Шум катился над ними, когда они снова пришли в себя. Подсолнечники и кукуруза шумели, а казалось — лес. Поблескивает седло на коне, когда луна проберется сквозь ветви акаций. Конь стоит рядом, поглядывает на них как-то искоса, грызет сквозь удила бадыль, сердится. Все это будто сон, нельзя поверить — и листья подсолнечников над ними, и конская морда, и шум ветра вверху. Луна такая странная, и так странно шумят подсолнечники над головой. А они лежат опьяневшие, лежат в гущавине огорода, под придорожными кустами… Арбузные плети вокруг, пахнет сухая земля…

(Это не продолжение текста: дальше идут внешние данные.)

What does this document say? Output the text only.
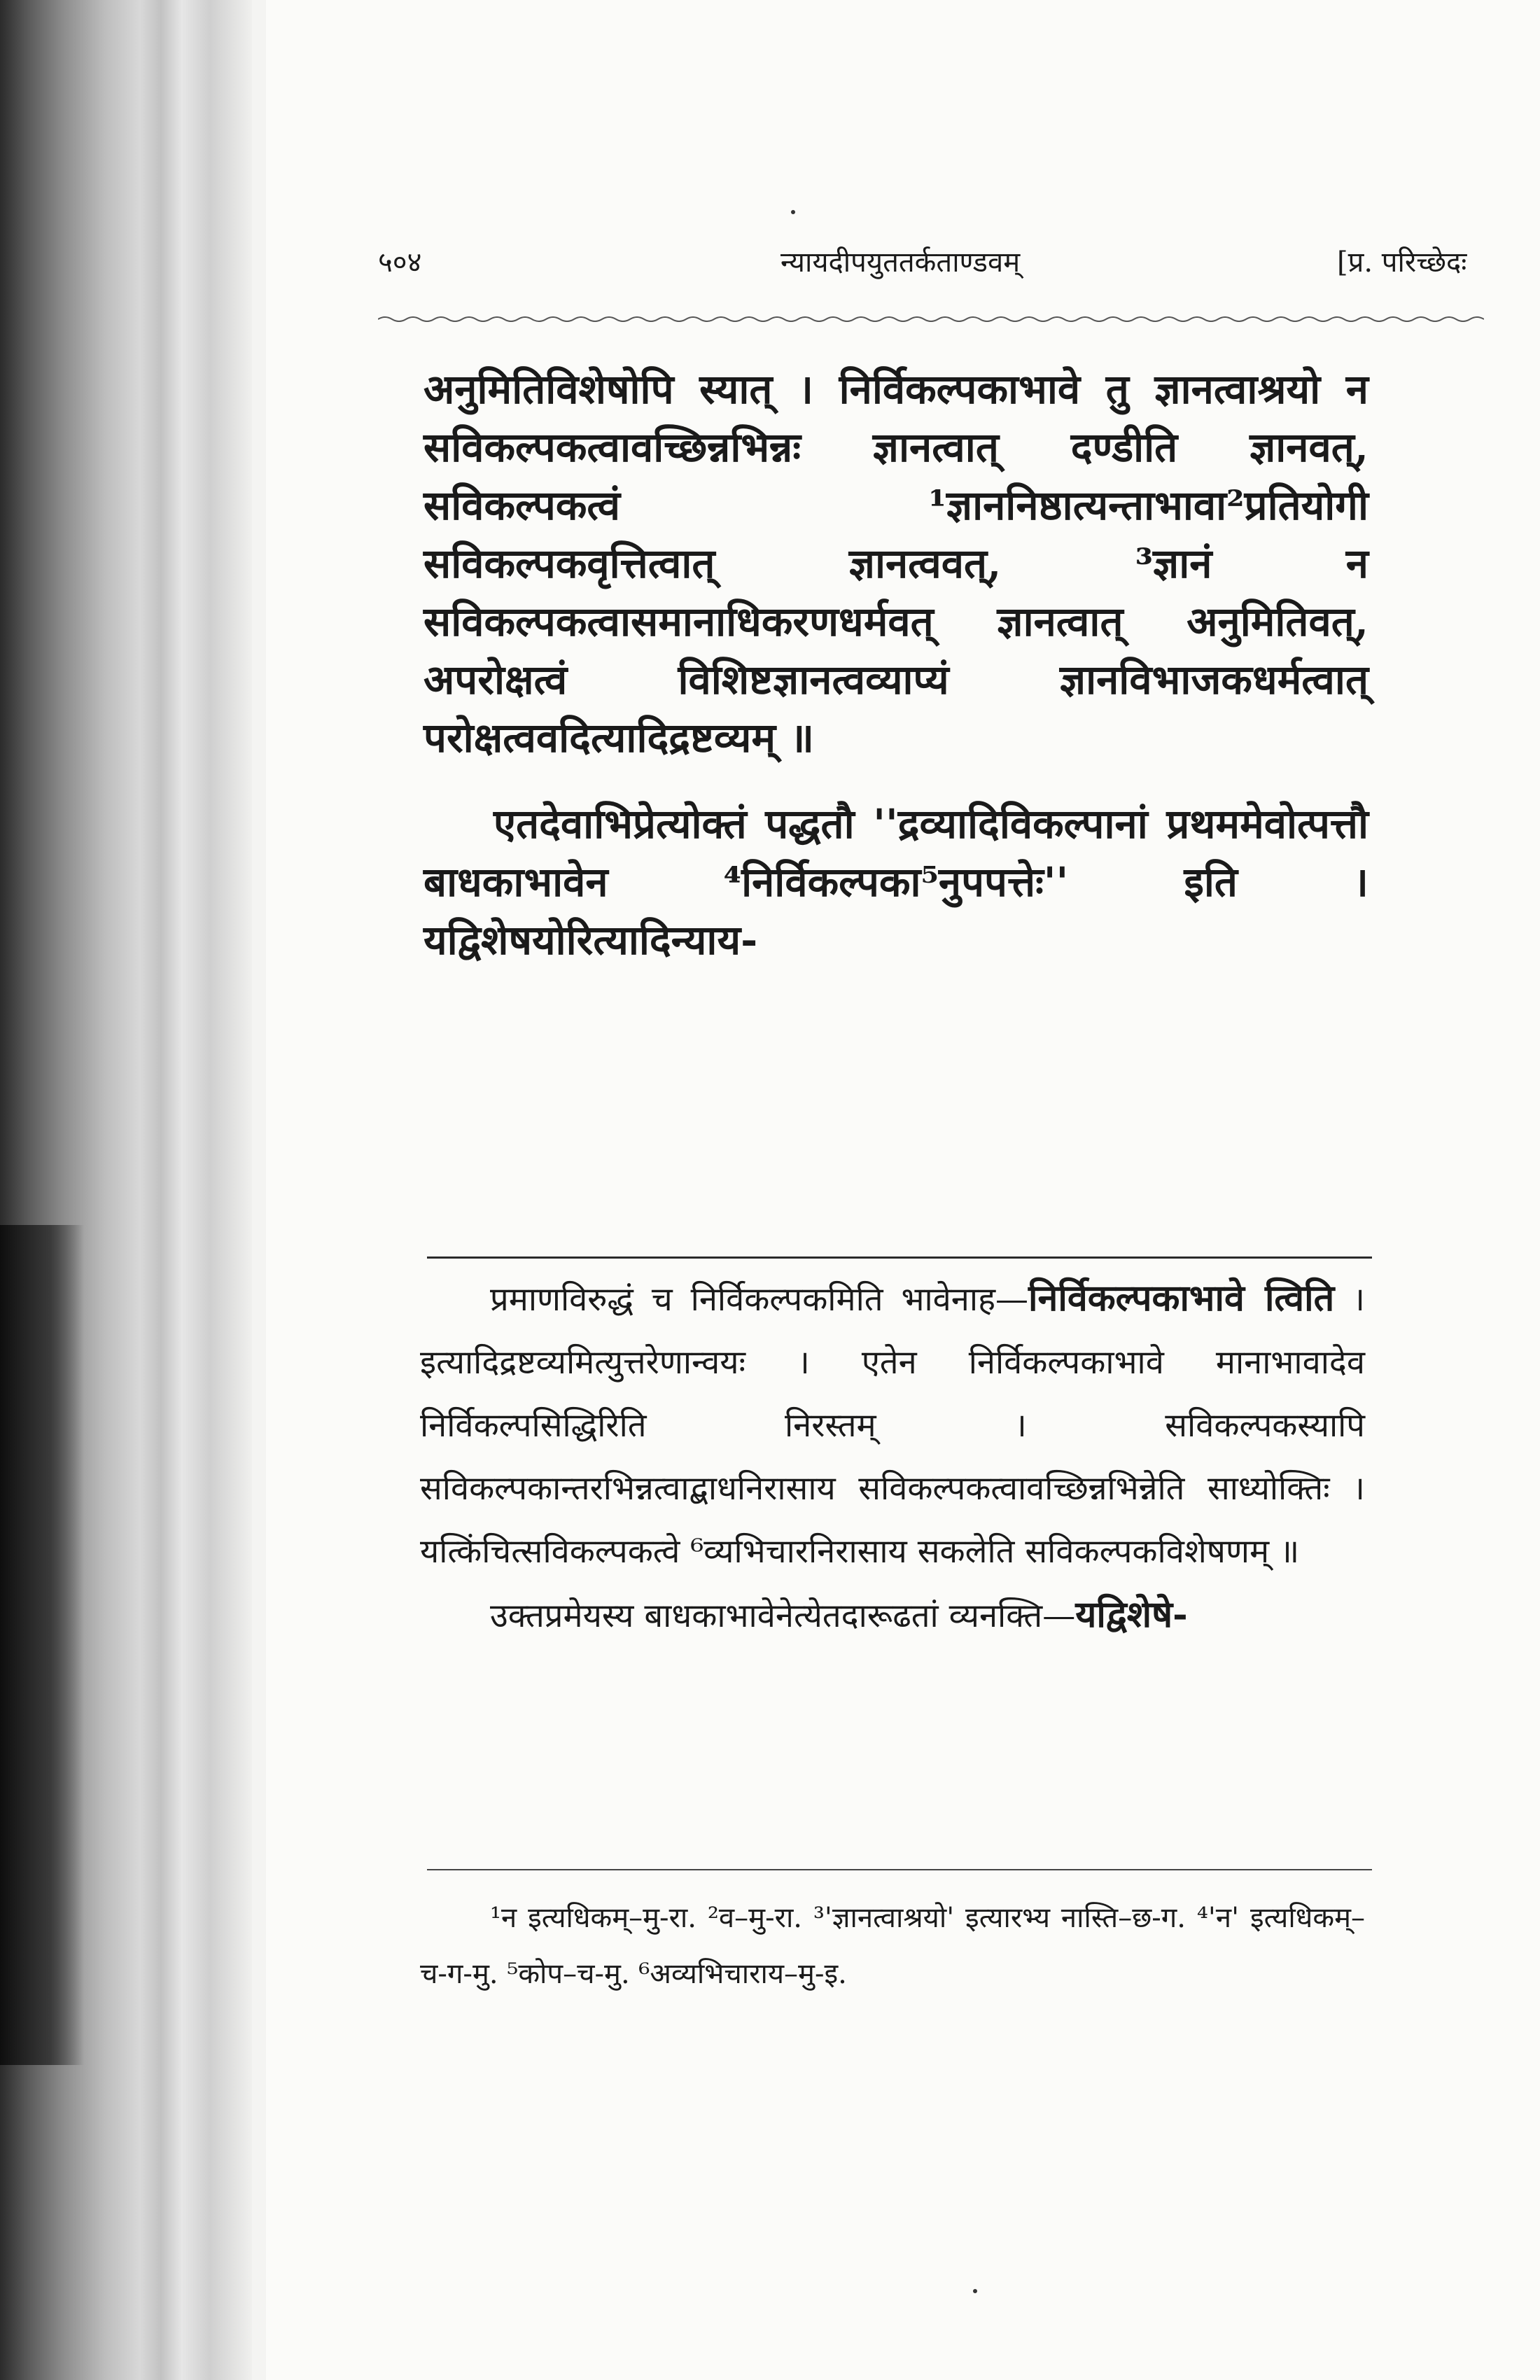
५०४	न्यायदीपयुततर्कताण्डवम्	[प्र. परिच्छेदः

अनुमितिविशेषोपि स्यात् । निर्विकल्पकाभावे तु ज्ञानत्वाश्रयो न सविकल्पकत्वावच्छिन्नभिन्नः ज्ञानत्वात् दण्डीति ज्ञानवत्, सविकल्पकत्वं ¹ज्ञाननिष्ठात्यन्ताभावा²प्रतियोगी सविकल्पकवृत्तित्वात् ज्ञानत्ववत्, ³ज्ञानं न सविकल्पकत्वासमानाधिकरणधर्मवत् ज्ञानत्वात् अनुमितिवत्, अपरोक्षत्वं विशिष्टज्ञानत्वव्याप्यं ज्ञानविभाजकधर्मत्वात् परोक्षत्ववदित्यादिद्रष्टव्यम् ॥

एतदेवाभिप्रेत्योक्तं पद्धतौ ''द्रव्यादिविकल्पानां प्रथममेवोत्पत्तौ बाधकाभावेन ⁴निर्विकल्पका⁵नुपपत्तेः'' इति । यद्विशेषयोरित्यादिन्याय-

प्रमाणविरुद्धं च निर्विकल्पकमिति भावेनाह—निर्विकल्पकाभावे त्विति । इत्यादिद्रष्टव्यमित्युत्तरेणान्वयः । एतेन निर्विकल्पकाभावे मानाभावादेव निर्विकल्पसिद्धिरिति निरस्तम् । सविकल्पकस्यापि सविकल्पकान्तरभिन्नत्वाद्बाधनिरासाय सविकल्पकत्वावच्छिन्नभिन्नेति साध्योक्तिः । यत्किंचित्सविकल्पकत्वे ⁶व्यभिचारनिरासाय सकलेति सविकल्पकविशेषणम् ॥

उक्तप्रमेयस्य बाधकाभावेनेत्येतदारूढतां व्यनक्ति—यद्विशेषे-

¹न इत्यधिकम्–मु-रा. ²व–मु-रा. ³'ज्ञानत्वाश्रयो' इत्यारभ्य नास्ति–छ-ग. ⁴'न' इत्यधिकम्–च-ग-मु. ⁵कोप–च-मु. ⁶अव्यभिचाराय–मु-इ.
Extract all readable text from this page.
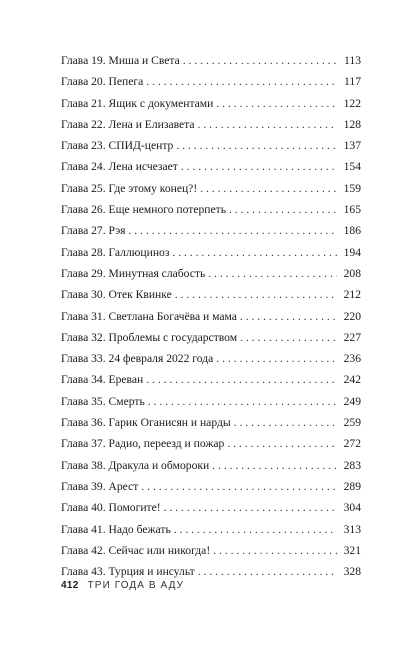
Глава 19. Миша и Света . . .	113
Глава 20. Пепега . . .	117
Глава 21. Ящик с документами . . .	122
Глава 22. Лена и Елизавета . . .	128
Глава 23. СПИД-центр . . .	137
Глава 24. Лена исчезает . . .	154
Глава 25. Где этому конец?! . . .	159
Глава 26. Еще немного потерпеть . . .	165
Глава 27. Рэя . . .	186
Глава 28. Галлюциноз . . .	194
Глава 29. Минутная слабость . . .	208
Глава 30. Отек Квинке . . .	212
Глава 31. Светлана Богачёва и мама . . .	220
Глава 32. Проблемы с государством . . .	227
Глава 33. 24 февраля 2022 года . . .	236
Глава 34. Ереван . . .	242
Глава 35. Смерть . . .	249
Глава 36. Гарик Оганисян и нарды . . .	259
Глава 37. Радио, переезд и пожар . . .	272
Глава 38. Дракула и обмороки . . .	283
Глава 39. Арест . . .	289
Глава 40. Помогите! . . .	304
Глава 41. Надо бежать . . .	313
Глава 42. Сейчас или никогда! . . .	321
Глава 43. Турция и инсульт . . .	328
412 ТРИ ГОДА В АДУ
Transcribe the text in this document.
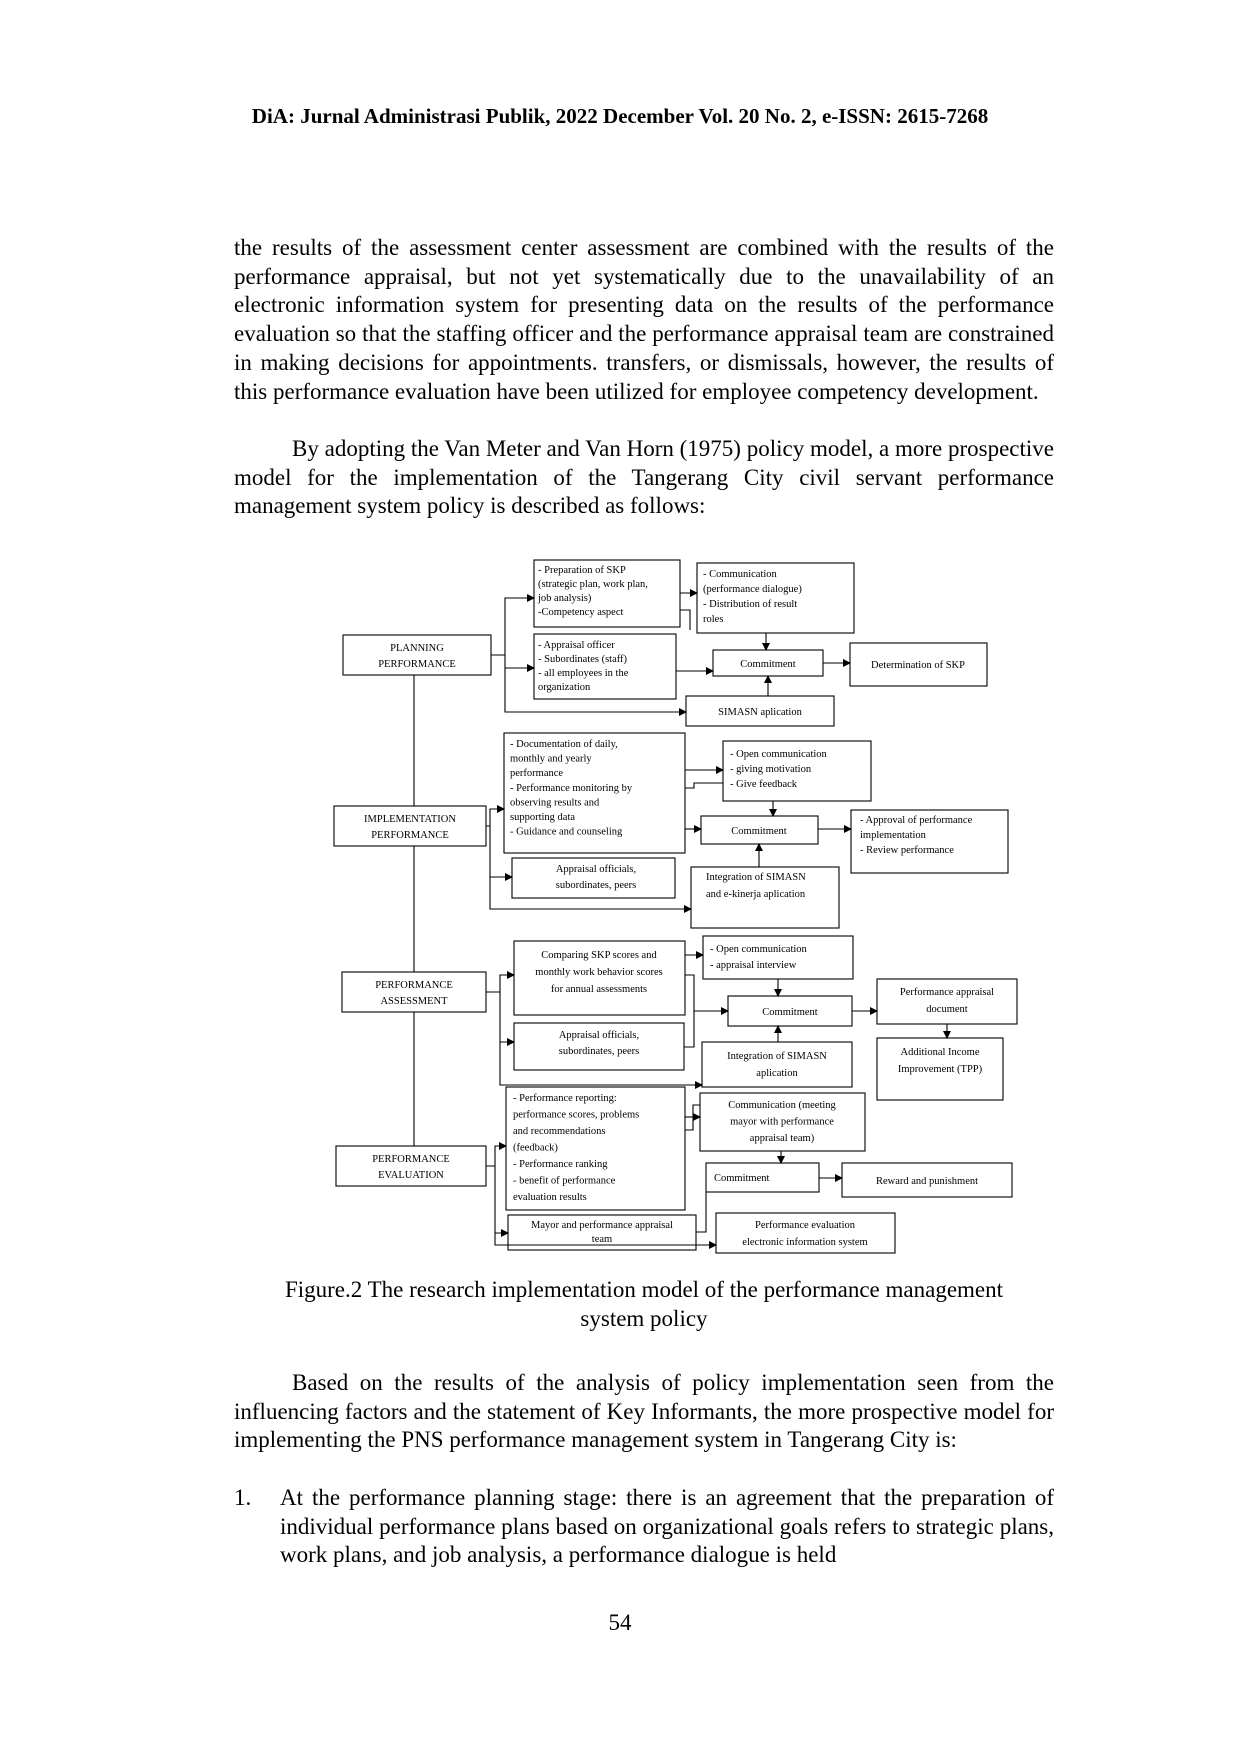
DiA: Jurnal Administrasi Publik, 2022 December Vol. 20 No. 2, e-ISSN: 2615-7268

the results of the assessment center assessment are combined with the results of the performance appraisal, but not yet systematically due to the unavailability of an electronic information system for presenting data on the results of the performance evaluation so that the staffing officer and the performance appraisal team are constrained in making decisions for appointments. transfers, or dismissals, however, the results of this performance evaluation have been utilized for employee competency development.

By adopting the Van Meter and Van Horn (1975) policy model, a more prospective model for the implementation of the Tangerang City civil servant performance management system policy is described as follows:

PLANNING PERFORMANCE
IMPLEMENTATION PERFORMANCE
PERFORMANCE ASSESSMENT
PERFORMANCE EVALUATION
- Preparation of SKP (strategic plan, work plan, job analysis) -Competency aspect
- Appraisal officer - Subordinates (staff) - all employees in the organization
- Communication (performance dialogue) - Distribution of result roles
Commitment	Determination of SKP
SIMASN aplication
- Documentation of daily, monthly and yearly performance - Performance monitoring by observing results and supporting data - Guidance and counseling
Appraisal officials, subordinates, peers
- Open communication - giving motivation - Give feedback
Commitment
- Approval of performance implementation - Review performance
Integration of SIMASN and e-kinerja aplication
Comparing SKP scores and monthly work behavior scores for annual assessments
Appraisal officials, subordinates, peers
- Open communication - appraisal interview
Commitment
Performance appraisal document
Additional Income Improvement (TPP)
Integration of SIMASN aplication
- Performance reporting: performance scores, problems and recommendations (feedback) - Performance ranking - benefit of performance evaluation results
Mayor and performance appraisal team
Communication (meeting mayor with performance appraisal team)
Commitment	Reward and punishment
Performance evaluation electronic information system
Figure.2 The research implementation model of the performance management
system policy

Based on the results of the analysis of policy implementation seen from the influencing factors and the statement of Key Informants, the more prospective model for implementing the PNS performance management system in Tangerang City is:

1. At the performance planning stage: there is an agreement that the preparation of individual performance plans based on organizational goals refers to strategic plans, work plans, and job analysis, a performance dialogue is held
54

Данько повернулся к ней лицом. Белое, бесстрашно обнаженное тело светилось под луной. А она, не стыдясь уже ни его, ни коня, ни луны, лежит усталая от ласк, плачет, улыбаясь, и, кажется, вся еще там, в той бездне счастья, куда они только что провалились… Данько смотрел на нее, и от безмерной нежности, от безмерного чувства любви к ней таяло сердце, захватывало дух. После всего, что произошло, он точно и сам вырос в своих глазах: муж! Теперь он ей муж! Таким доверием, таким неизмеримым счастьем наградила она его здесь, под ветряные шумы чаплинские, у придорожного колючего куста… И теперь бросить ее? На погибель? В чужие руки? Деникинская казачня вот-вот захватит село, ворвется и сюда, кто ее здесь защитит? В отряд женщин не разрешается брать. А взял бы! Подхватил бы к себе в седло и помчал бы куда-нибудь, где нет никого-никого! Чтоб одно только небо над ними да высокие горы кругом, как там, в Крыму, за Симферополем…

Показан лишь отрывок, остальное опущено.